Because I can be a creature of habit, these are my go-to foods I eat almost every day (if any of you have suggestions for good calorie dense snacks, please share!):
Oatmeal and Cranberry
Baked Sweet Potato
Peanut Butter – either by spoon or as part of a PB&J
Granola Bar or Trailmix
Coffee (does this count?)
Toast with avocado and sea salt –> THIS IS THE BEST
I struggle working out on a full stomach or after eating a big meal. Can you scream side stitch? Therefore, I typically graze and snack all day long, and eat foods that are calorie dense, not super filling, and good for Axel as they get passed to him through my breast milk. I am also good about replenishing calories both during and after my workouts.
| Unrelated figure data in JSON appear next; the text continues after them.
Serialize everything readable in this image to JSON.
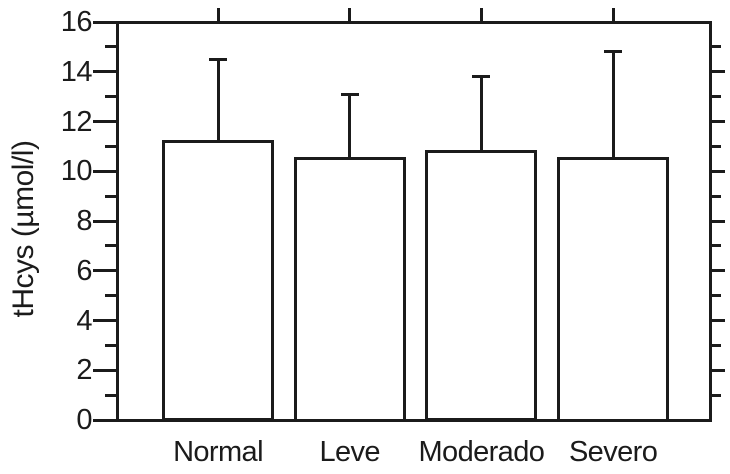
{
  "chart_data": {
    "type": "bar",
    "title": "",
    "xlabel": "",
    "ylabel": "tHcys (µmol/l)",
    "categories": [
      "Normal",
      "Leve",
      "Moderado",
      "Severo"
    ],
    "values": [
      11.2,
      10.5,
      10.8,
      10.5
    ],
    "error_plus": [
      3.3,
      2.6,
      3.0,
      4.3
    ],
    "error_tops": [
      14.5,
      13.1,
      13.8,
      14.8
    ],
    "ylim": [
      0,
      16
    ],
    "yticks_major": [
      0,
      2,
      4,
      6,
      8,
      10,
      12,
      14,
      16
    ],
    "yticks_minor": [
      1,
      3,
      5,
      7,
      9,
      11,
      13,
      15
    ],
    "grid": false,
    "legend": null,
    "frame": "box",
    "tick_direction": "out",
    "bar_fill": "#ffffff",
    "line_color": "#1b1b1b",
    "background": "#ffffff"
  }
}
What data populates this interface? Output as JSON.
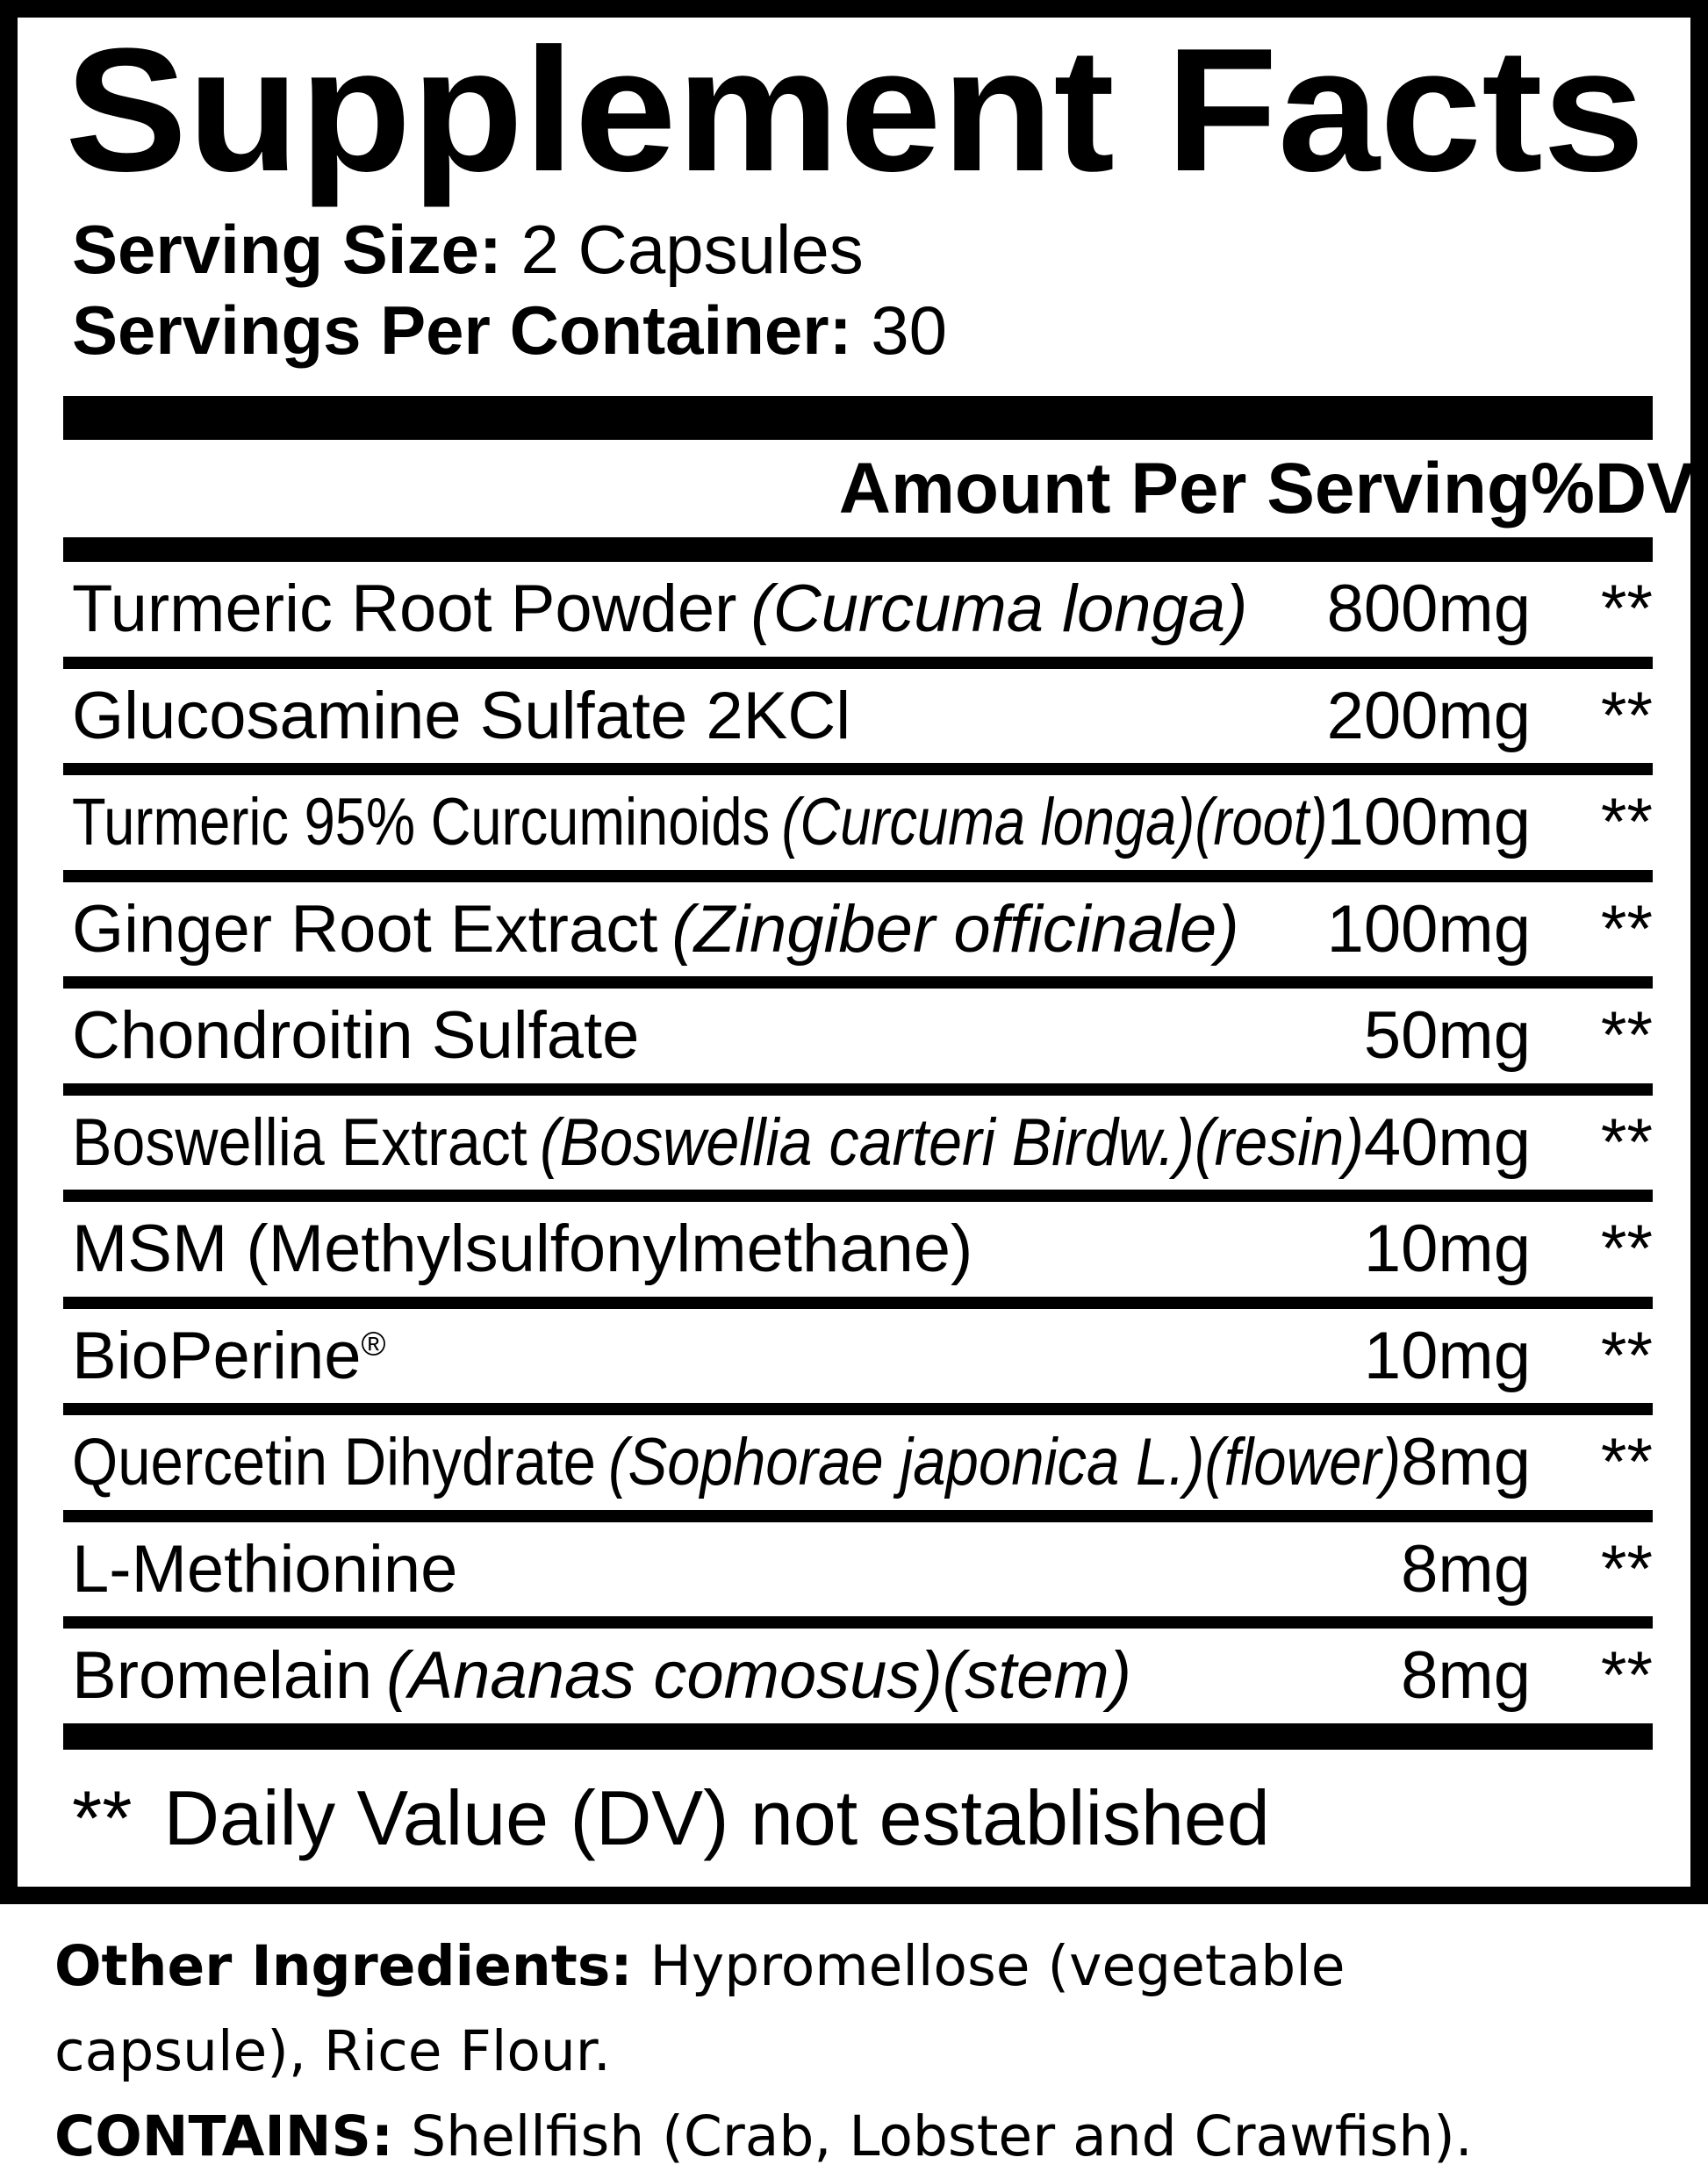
{
  "panel": {
    "title": "Supplement Facts",
    "serving_size_label": "Serving Size:",
    "serving_size_value": "2 Capsules",
    "servings_label": "Servings Per Container:",
    "servings_value": "30",
    "header": {
      "amount": "Amount Per Serving",
      "dv": "%DV"
    },
    "rows": [
      {
        "name": "Turmeric Root Powder",
        "sup": "",
        "latin": "(Curcuma longa)",
        "amount": "800mg",
        "dv": "**"
      },
      {
        "name": "Glucosamine Sulfate 2KCl",
        "sup": "",
        "latin": "",
        "amount": "200mg",
        "dv": "**"
      },
      {
        "name": "Turmeric 95% Curcuminoids",
        "sup": "",
        "latin": "(Curcuma longa)(root)",
        "amount": "100mg",
        "dv": "**"
      },
      {
        "name": "Ginger Root Extract",
        "sup": "",
        "latin": "(Zingiber officinale)",
        "amount": "100mg",
        "dv": "**"
      },
      {
        "name": "Chondroitin Sulfate",
        "sup": "",
        "latin": "",
        "amount": "50mg",
        "dv": "**"
      },
      {
        "name": "Boswellia Extract",
        "sup": "",
        "latin": "(Boswellia carteri Birdw.)(resin)",
        "amount": "40mg",
        "dv": "**"
      },
      {
        "name": "MSM (Methylsulfonylmethane)",
        "sup": "",
        "latin": "",
        "amount": "10mg",
        "dv": "**"
      },
      {
        "name": "BioPerine",
        "sup": "®",
        "latin": "",
        "amount": "10mg",
        "dv": "**"
      },
      {
        "name": "Quercetin Dihydrate",
        "sup": "",
        "latin": "(Sophorae japonica L.)(flower)",
        "amount": "8mg",
        "dv": "**"
      },
      {
        "name": "L-Methionine",
        "sup": "",
        "latin": "",
        "amount": "8mg",
        "dv": "**"
      },
      {
        "name": "Bromelain",
        "sup": "",
        "latin": "(Ananas comosus)(stem)",
        "amount": "8mg",
        "dv": "**"
      }
    ],
    "footnote": {
      "mark": "**",
      "text": "Daily Value (DV) not established"
    }
  },
  "bottom": {
    "lines": [
      {
        "bold": "Other Ingredients:",
        "text": " Hypromellose (vegetable"
      },
      {
        "bold": "",
        "text": "capsule), Rice Flour."
      },
      {
        "bold": "CONTAINS:",
        "text": " Shellfish (Crab, Lobster and Crawfish)."
      }
    ]
  },
  "colors": {
    "ink": "#000000",
    "paper": "#ffffff"
  }
}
As a means of supplementing what Axel gets from me, and in preparation for weaning him over time, we recently started introducing some solid foods such as pureed avocado, sweet potato, banana, and pear (like mother, like son), and experimented with formula to see how he would respond. As the amount of solid foods and formula he consumes increases, his demand for breast milk will slowly decrease and I will eventually find myself pumping less and less. But that will happen slowly, and until it does I will continue to juggle the unique demands of being both a breastfeeding mom and an endurance athlete.
To summarize and answer the questions I posed above, training does not appear to have decreased the quantity or quality of my supply. Nor has it led to fatigue (isn’t fatigue just part of being a mom?) or made me feel uncomfortable during my workouts… although, I do recommend investing in a good sports bra for obvious reasons. I only wear SOAS sports bras and they are amazing! Axel also doesn’t seem bothered by the taste of my post-exercise milk either. Again, it’s all about finding what works for you and your baby and adapting.
Any healthy snack-type foods you would recommend? What is your ALL TIME favorite food to snack on?
Moms out there – what has been your experience with breastfeeding and exercise?